Monday, March 21, 2011

A little piece of Havanna

Last night we were at The Sage to see The Orchestra Buena Vista Social Club. A wonderful night!
Omara Portuondo was inspirational - and still breathtakingly beautiful - at 80.


I now know that I must learn to Salsa dance.

Saturday, March 12, 2011

She shoots, she scores!

Today I reached my target weight.

I got weighed this morning and realised I’d shifted those last couple of pounds and met my target. My BMI is now officially ‘normal’!


While I do feel a real sense of achievement, I’m also surprisingly nervous. I guess it’s because I have focussed on my fat all my life and then became totally absorbed by the wls. First it was worrying about being fat and wanting the surgery, then it was surviving the surgery, then losing weight and working towards my target.

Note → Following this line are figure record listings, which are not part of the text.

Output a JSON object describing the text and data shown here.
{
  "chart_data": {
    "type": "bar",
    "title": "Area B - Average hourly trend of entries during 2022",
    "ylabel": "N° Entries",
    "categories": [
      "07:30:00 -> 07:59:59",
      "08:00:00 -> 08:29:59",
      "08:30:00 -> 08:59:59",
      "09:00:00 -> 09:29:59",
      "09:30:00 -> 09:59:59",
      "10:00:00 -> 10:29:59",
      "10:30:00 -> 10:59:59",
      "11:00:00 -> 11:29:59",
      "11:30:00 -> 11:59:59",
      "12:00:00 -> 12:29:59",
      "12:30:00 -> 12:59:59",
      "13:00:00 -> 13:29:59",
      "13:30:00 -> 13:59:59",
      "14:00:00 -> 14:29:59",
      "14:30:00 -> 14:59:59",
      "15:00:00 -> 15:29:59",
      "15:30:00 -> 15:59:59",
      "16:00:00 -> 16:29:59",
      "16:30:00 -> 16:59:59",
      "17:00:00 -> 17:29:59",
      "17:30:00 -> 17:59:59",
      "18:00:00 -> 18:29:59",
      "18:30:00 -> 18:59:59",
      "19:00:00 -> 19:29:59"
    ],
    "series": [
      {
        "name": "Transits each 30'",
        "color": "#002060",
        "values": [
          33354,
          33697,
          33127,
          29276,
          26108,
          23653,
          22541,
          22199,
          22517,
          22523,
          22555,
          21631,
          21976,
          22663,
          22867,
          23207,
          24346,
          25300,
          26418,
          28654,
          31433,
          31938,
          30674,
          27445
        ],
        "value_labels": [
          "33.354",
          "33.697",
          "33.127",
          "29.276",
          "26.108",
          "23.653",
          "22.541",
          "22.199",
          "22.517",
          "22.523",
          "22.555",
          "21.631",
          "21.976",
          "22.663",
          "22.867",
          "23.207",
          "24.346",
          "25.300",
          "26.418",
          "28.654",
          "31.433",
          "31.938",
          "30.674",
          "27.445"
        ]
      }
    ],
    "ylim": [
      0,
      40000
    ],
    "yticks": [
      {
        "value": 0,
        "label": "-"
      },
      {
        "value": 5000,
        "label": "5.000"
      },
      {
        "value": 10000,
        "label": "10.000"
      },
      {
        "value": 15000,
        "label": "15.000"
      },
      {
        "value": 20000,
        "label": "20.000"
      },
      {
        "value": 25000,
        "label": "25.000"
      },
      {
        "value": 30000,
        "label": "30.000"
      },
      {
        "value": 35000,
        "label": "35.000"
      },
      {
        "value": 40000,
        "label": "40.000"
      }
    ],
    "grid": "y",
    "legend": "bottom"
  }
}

Now I’m here and I’m going to have to start thinking differently.

Tuesday, March 01, 2011

Balanced energy or closed mind?


Have I mentioned my Monday night evening class? A friend and I are doing An Introduction to Holistic Therapies. It's a taster course to help us decide which therapy we might want to pursue in greater depth. So far, we've tried aromatherapy, Indian head massage, basic massage techniques and decluttering our lives (actually, I missed that one as my life was so cluttered by the threat of Ofsted that I couldn't get there in time).

I've enjoyed all the massage-related sessions and have really felt positive effects, both as giver and recipient, but I'm struggling with the 'Energy Therapies'. As you might be able to tell by the use of inverted commas.

Last night we were introduced to Colour Therapy. Hmmm. It started badly. Our tutor put down a crystal angel ornament on a pulsating, flashing coloured light source and turned the lights off. I started to laugh to myself. Couldn't look at the people I sit with as I could detect shuddering shoulders and supressed hysteria all round.

'Look, I'm sorry, but you're going to have to turn that off! It's like being in some kind of mystical Studio 54 - almost as bad as the whale music from week one!' K again. I've mentioned her complaining before.

The laughter just errupted from there. The tutor knew she'd lost us.

Sometimes I feel like I'm living in an Alan Bennett play.